Here is a set of simultaneous equations, $\sin x = \cos y = \sin (y-x)$. The ranges are \(0 < x < \frac{\pi}{2}\) and \(0 < y < \frac{\pi}{2}\). Find \(x\) and \(y\).

Answer:

It is easier to equate the equations with a parameter.

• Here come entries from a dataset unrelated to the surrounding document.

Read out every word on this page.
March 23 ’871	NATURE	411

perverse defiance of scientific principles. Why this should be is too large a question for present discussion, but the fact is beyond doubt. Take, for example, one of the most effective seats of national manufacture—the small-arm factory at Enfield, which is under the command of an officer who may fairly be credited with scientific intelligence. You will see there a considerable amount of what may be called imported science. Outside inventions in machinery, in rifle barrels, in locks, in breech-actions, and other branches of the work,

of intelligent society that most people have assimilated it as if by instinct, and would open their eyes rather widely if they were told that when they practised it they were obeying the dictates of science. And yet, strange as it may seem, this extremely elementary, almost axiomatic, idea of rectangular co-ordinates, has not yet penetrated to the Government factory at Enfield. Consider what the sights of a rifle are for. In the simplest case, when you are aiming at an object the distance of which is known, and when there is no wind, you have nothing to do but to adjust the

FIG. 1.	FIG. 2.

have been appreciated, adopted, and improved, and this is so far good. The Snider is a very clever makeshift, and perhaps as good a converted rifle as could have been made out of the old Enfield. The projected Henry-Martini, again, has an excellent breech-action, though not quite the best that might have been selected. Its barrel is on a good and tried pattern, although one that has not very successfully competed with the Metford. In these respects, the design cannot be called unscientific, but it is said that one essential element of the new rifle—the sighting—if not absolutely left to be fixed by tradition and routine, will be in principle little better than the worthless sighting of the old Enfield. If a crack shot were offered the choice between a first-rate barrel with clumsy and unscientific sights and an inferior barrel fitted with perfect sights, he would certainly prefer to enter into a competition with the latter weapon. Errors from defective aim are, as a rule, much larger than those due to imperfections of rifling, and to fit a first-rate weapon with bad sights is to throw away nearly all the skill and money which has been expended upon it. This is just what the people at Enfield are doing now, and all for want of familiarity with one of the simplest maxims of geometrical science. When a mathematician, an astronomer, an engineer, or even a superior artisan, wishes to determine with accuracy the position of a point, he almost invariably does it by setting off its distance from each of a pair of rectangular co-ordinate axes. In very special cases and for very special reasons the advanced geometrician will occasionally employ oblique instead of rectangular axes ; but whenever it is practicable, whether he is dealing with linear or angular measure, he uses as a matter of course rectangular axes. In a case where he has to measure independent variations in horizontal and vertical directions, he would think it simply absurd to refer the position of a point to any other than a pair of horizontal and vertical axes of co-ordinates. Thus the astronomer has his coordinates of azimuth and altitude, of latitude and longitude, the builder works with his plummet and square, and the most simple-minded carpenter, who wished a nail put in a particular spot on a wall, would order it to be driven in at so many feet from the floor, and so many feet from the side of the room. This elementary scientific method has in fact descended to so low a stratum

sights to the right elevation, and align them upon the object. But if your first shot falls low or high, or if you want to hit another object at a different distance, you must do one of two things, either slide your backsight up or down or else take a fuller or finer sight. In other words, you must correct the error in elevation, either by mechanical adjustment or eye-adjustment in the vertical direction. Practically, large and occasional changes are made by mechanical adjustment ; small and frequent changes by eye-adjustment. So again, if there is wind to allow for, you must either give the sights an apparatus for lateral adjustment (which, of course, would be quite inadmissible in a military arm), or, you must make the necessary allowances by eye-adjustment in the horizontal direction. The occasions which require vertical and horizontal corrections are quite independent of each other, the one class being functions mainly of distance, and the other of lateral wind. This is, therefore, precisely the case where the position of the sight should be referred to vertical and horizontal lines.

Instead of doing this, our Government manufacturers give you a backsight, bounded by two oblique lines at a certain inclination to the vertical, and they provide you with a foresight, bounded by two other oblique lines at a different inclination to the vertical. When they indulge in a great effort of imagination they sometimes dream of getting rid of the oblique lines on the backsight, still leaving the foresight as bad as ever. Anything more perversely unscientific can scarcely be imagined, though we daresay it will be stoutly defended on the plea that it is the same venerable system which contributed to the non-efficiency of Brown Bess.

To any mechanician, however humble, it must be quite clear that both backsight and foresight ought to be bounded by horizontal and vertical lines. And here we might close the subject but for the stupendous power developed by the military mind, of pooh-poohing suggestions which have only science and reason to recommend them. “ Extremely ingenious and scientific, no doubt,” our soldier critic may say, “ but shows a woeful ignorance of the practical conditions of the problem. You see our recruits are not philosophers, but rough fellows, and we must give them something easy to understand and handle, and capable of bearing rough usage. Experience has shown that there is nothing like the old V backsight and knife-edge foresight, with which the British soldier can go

Thus,

\[ \sin x = \cos y = \sin (y-x) = t\]

From the ranges of x and y, we can notice that \(\sin x = \cos y = t > 0\).  (Namely, both are more than zero.)  If we use \(\sin^2\theta + \cos^2\theta = 1\) and \(\sin x = t; \cos y = t \), we can have the following expressions for each:

\[ \cos x = \sqrt{1-t^2};  \sin y = \sqrt{1-t^2} \]

Now, we can rewrite \(\sin (y-x)\) by the addition formula as follows:

\[  \sin (y-x) = \sin y\cos x – \sin x\cos y  \]

\[  = \sqrt{1-t^2}\cdot\sqrt{1-t^2}-t\cdot t  \]

\[  = (1-t^2) – t^2  \]

\[  = 1 – 2t^2  \]

Since \(\sin(y-x) = t\), we have

\[ 1 – 2t^2 = t\]

Therefore,

\[ 2t^2 + t – 1 = 0 \]

\[ (2t – 1)(t – 1) = 0\]

The solution is that \(t=\frac{1}{2}\) because \(t>0\).

This gives \(\sin x = \cos y = \frac{1}{2}\). Hence we obtain \(x = \frac{\pi}{6}\) and \(y = \frac{\pi}{3}\).

Well, it might be tricky, but try to stick to find out every expression with \(t\)!